Self-report post-concussion symptom scales have been a key methodology in monitoring recovery from sport-related concussion, and assisting in return-to-play decision-making. To date, however, the scales employed for this purpose have been constructed on the basis of clinical judgment and no single scale has been identified as a “gold standard” for this purpose. The newly derived Concussion Symptom Inventory (CSI) is presented in the Appendix. To our knowledge, this is the first scale that has been empirically derived for the purpose of monitoring subjective symptoms following concussion. The source data also constitute the largest sample of prospectively studied cases of concussion in the literature to date, with a concussed sample size of 641 athletes compared with a baseline sample of 16,350 athletes. We have elected to include space on the form for the scale for the recording of any additional subjectively reported symptom that a clinician believes may have been due to the concussion. This will allow for a full clinical documentation of subjective symptomatology, including symptoms that were very rarely reported (or not queried) in our prospective studies. We are not proposing specific “cut-off” scores, because we lack sufficient empirical data at this point to suggest that there actually is a quantifiable risk of returning a player to competition based upon a particular CSI score. This is, of course, true of any symptom scale or other technique for measuring impairment following concussion.

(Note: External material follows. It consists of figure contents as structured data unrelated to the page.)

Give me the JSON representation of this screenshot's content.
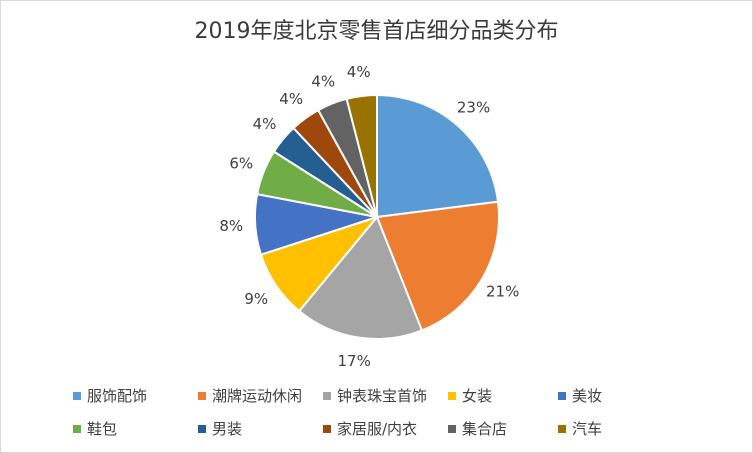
{
  "chart_data": {
    "type": "pie",
    "title": "2019年度北京零售首店细分品类分布",
    "categories": [
      "服饰配饰",
      "潮牌运动休闲",
      "钟表珠宝首饰",
      "女装",
      "美妆",
      "鞋包",
      "男装",
      "家居服/内衣",
      "集合店",
      "汽车"
    ],
    "values": [
      23,
      21,
      17,
      9,
      8,
      6,
      4,
      4,
      4,
      4
    ],
    "labels": [
      "23%",
      "21%",
      "17%",
      "9%",
      "8%",
      "6%",
      "4%",
      "4%",
      "4%",
      "4%"
    ],
    "colors": [
      "#5b9bd5",
      "#ed7d31",
      "#a5a5a5",
      "#ffc000",
      "#4472c4",
      "#70ad47",
      "#255e91",
      "#9e480e",
      "#636363",
      "#997300"
    ],
    "legend_position": "bottom"
  }
}
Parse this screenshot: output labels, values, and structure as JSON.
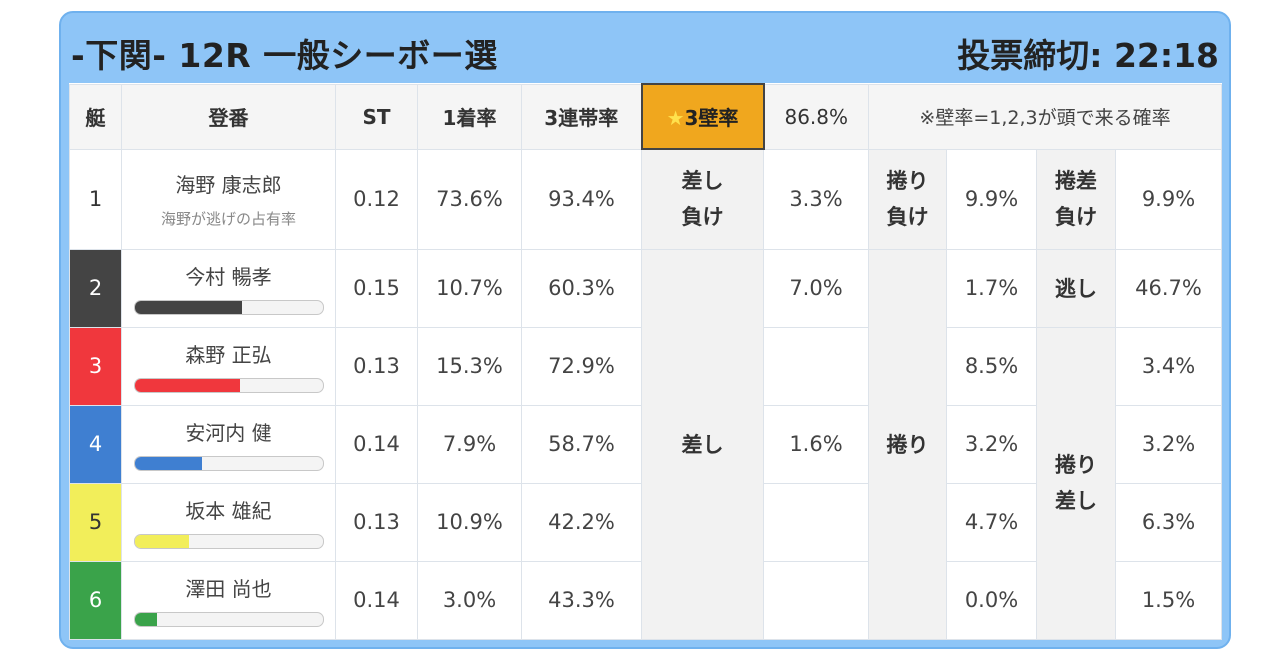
{
  "header": {
    "race_title": "-下関- 12R 一般シーボー選",
    "deadline": "投票締切: 22:18"
  },
  "columns": {
    "lane": "艇",
    "racer": "登番",
    "st": "ST",
    "win": "1着率",
    "top3": "3連帯率",
    "star": "★",
    "wall_label": "3壁率",
    "wall_value": "86.8%",
    "note": "※壁率=1,2,3が頭で来る確率"
  },
  "colors": {
    "lane1": "#ffffff",
    "lane2": "#444444",
    "lane3": "#f0373d",
    "lane4": "#3f7fd1",
    "lane5": "#f2ee5a",
    "lane6": "#3aa34a"
  },
  "rows": [
    {
      "lane": "1",
      "name": "海野 康志郎",
      "sub": "海野が逃げの占有率",
      "st": "0.12",
      "win": "73.6%",
      "top3": "93.4%"
    },
    {
      "lane": "2",
      "name": "今村 暢孝",
      "bar": 0.57,
      "st": "0.15",
      "win": "10.7%",
      "top3": "60.3%"
    },
    {
      "lane": "3",
      "name": "森野 正弘",
      "bar": 0.56,
      "st": "0.13",
      "win": "15.3%",
      "top3": "72.9%"
    },
    {
      "lane": "4",
      "name": "安河内 健",
      "bar": 0.36,
      "st": "0.14",
      "win": "7.9%",
      "top3": "58.7%"
    },
    {
      "lane": "5",
      "name": "坂本 雄紀",
      "bar": 0.29,
      "st": "0.13",
      "win": "10.9%",
      "top3": "42.2%"
    },
    {
      "lane": "6",
      "name": "澤田 尚也",
      "bar": 0.12,
      "st": "0.14",
      "win": "3.0%",
      "top3": "43.3%"
    }
  ],
  "kimarite": {
    "r1_sashi_make_1": "差し",
    "r1_sashi_make_2": "負け",
    "r1_sashi_make_val": "3.3%",
    "r1_makuri_make_1": "捲り",
    "r1_makuri_make_2": "負け",
    "r1_makuri_make_val": "9.9%",
    "r1_makurisashi_make_1": "捲差",
    "r1_makurisashi_make_2": "負け",
    "r1_makurisashi_make_val": "9.9%",
    "sashi": "差し",
    "sashi_r2": "7.0%",
    "sashi_r4": "1.6%",
    "makuri": "捲り",
    "makuri_r2": "1.7%",
    "makuri_r3": "8.5%",
    "makuri_r4": "3.2%",
    "makuri_r5": "4.7%",
    "makuri_r6": "0.0%",
    "nige": "逃し",
    "nige_r2": "46.7%",
    "makurisashi_1": "捲り",
    "makurisashi_2": "差し",
    "makurisashi_r3": "3.4%",
    "makurisashi_r4": "3.2%",
    "makurisashi_r5": "6.3%",
    "makurisashi_r6": "1.5%"
  }
}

We propose that athletic trainers and team medical personnel employ the CSI as a standardized methodology for tracking symptom resolution following concussion, and incorporate the information from the CSI into clinical decision-making regarding return-to-play. This recommendation is appropriate, given the lack of empirically derived alternative scales to date. The decision-making process regarding return-to-play should be informed by the evolving literature on the natural history and outcome of sport-related concussion, and by the specific clinical circumstances of the individual player. It is important to emphasize that the CSI is not intended to constitute the sole basis for clinical decision-making in the medical management of sport-related concussion, and that individual players may also experience concussion-related symptoms (e.g., sleep disturbance) that are not recorded within the CSI owing to the relative infrequency with which they occurred in our concussed sample. We do not intend for athletic trainers or team medical personnel to rely solely upon the results of the CSI to determine recovery.
The CSI does, however, provide an empirically based, rapid, and systematic methodology for tracking subjective symptoms following sport-related concussion. To date, a variety of symptom scales have been used in clinical assessments and studies of the natural history of concussion, and item selection and scaling have been driven by clinical judgment rather than empirical data. This large sample of players with baseline and post-concussion data allowed us to eliminate a number of items that proved to be largely insensitive to concussion.
The risks of “premature” return-to-play following sport-related concussions are as yet poorly delineated, and none of the many guidelines that have been promulgated for this purpose are evidence-based. They are all in agreement, however, that players should be symptom-free before being cleared to return. This would seem to be a reasonable and appropriately conservative approach to concussion management, particularly in younger athletes, until additional data regarding risks are accrued and clinical decision-making can be driven by reliable evidence. The CSI constitutes a relatively rapid, standardized way of monitoring symptom recovery, with no loss in sensitivity or reliability in comparison with much longer inventories. It has been demonstrated that concussed athletes routinely endorse subjective symptoms for at least as long as impairment is typically detectable by more time-consuming and expensive methodologies (e.g., neuropsychological testing), despite concerns that players might under-report symptoms in order to be cleared to return-to-play. Finally, recent publications, including a consensus paper, have recommended that players should be asymptomatic before screening for impairment using any type of neuropsychological testing, further underscoring the central role of subjective symptom checklists in monitoring recovery from concussion.
Although the CSI was derived from sport-related concussion data and the primary utility of the scale is intended to be for this purpose, it is conceivable that the scale might also prove useful in studies of the natural history of concussion due to other causes. To date, there is no clear consensus regarding a specific scale for use in tracking recovery of symptoms from concussion/mild traumatic brain injury in clinical (non-athletic) populations. Although the CSI has not yet been validated for applications outside of sports, it may have some appeal owing to the fact that it was empirically derived from data obtained from injured athletes. This population is typically highly motivated to recover, and therefore would be unlikely to over-endorse symptoms as a result of psychological factors (e.g., depression, somatoform tendencies, malingering). Although the CSI is clearly composed of a number of symptoms that are not exclusively specific to concussion (e.g., headache, drowsiness), it is reasonably safe to assume that the symptoms that were retained for this scale were in fact generated by concussion and not by other factors that might be operating in some proportion of mild TBI patients recruited from a non-sports setting.